On Friday and then again on Sunday Michael Larkin hosted bingo sessions for residents of the Canon Mooney Gardens flat complex in Dublin 4 with Easter eggs as prizes for the children and, possibly even more prized toilet rolls on offer for the grown ups.
He told The Irish Times that he had been “in lockdown with the kids” last week when he had the notion to arrange a game of bingo for his neighbours in a fashion which would strictly adhere to all the social distancing rules now in place around the country.
He had never organised – or even played – a bingo game in his life but when the community activist suggested it to his family they reckoned he was onto a winner.
So he got kitted out in a white disposable boiler suit, mask and gloves and with electricity borrowed from a neighbour set up a bingo stall on the roof of “the pram sheds” in the complex.
“Once I was on the pram sheds I made the big announcement and said to everyone to stay on their balcony. I said if they were not on the balcony they would not be allowed play.”
While the game was getting under way and people were getting their bingo cards – from a safe distance – his daughter Hollie used the PA system to play music. “I played music for half an hour while the bingo cards were going around just to keep everyone going. I played a bit of Tina Turner and Whitney Houston.”

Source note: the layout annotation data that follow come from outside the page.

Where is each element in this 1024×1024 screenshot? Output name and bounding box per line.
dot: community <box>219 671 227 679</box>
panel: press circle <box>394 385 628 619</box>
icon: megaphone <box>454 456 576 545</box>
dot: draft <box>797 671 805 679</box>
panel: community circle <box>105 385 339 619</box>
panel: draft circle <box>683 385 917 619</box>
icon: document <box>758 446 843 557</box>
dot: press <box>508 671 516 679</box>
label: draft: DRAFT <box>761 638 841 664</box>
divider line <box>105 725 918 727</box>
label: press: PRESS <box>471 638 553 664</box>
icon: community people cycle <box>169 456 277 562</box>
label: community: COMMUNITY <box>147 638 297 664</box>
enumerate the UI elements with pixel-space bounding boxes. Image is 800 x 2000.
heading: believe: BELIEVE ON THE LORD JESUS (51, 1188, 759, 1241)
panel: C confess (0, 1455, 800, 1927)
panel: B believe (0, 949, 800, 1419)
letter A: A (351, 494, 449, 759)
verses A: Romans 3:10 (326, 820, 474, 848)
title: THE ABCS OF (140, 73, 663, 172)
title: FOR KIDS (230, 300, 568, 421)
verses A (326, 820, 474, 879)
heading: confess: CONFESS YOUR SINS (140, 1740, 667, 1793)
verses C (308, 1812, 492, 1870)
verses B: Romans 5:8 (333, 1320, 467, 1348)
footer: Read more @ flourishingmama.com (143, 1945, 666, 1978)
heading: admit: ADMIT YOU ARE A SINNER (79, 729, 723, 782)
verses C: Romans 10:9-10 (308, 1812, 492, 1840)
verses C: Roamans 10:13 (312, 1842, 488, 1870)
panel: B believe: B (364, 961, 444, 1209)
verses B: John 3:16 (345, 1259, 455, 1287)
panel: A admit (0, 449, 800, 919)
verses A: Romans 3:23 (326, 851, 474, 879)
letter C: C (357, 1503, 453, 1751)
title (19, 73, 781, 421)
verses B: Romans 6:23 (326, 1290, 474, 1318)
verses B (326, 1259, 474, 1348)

Then the game started. It lasted hours. “It took around 2½ hours to play the bingo and it was absolutely bitter cold,” Larkin said.
He returned, shivering, to his own flat and after which his phone lit up with calls coming from as far apart as Washington and Australia. “They were all saying that the Italians were singing on the balcony and the Irish were playing bingo. It’s all just a bit of craic at the end of the day,” he said.
It is a bit more than a bit of craic, as it happens.
Larkin said there were a lot of children and older people in the complex and none of them had been allowed leave their homes in recent days. “This is all about helping to connect people and keep them safe.”
On Friday, as many as 60 residents took part in the “balcony bingo” with the number climbing on Sunday as more parents got in on the act. The complex has a lot of elderly residents and is also home to some families.
Given the success of the event, plans are being put in place to extend it to other flat complexes in the area.
"We were trying to come up with ways to connect the community while maintaining social distancing," said Ringsend and Irishtown Community Centre staff member Jennifer Betts.
“The flats are a great place and people can come out to their door. As a community centre we are trying to be the focal point for people locally.”
The centre has been delivering free dinners to the older community, provided by aircraft leasing company Avolon, Artizan Food and Joanne’s The Bridge Cafe, and checking in on those who are isolated. It is also maintaining an online presence with baking and poetry competitions.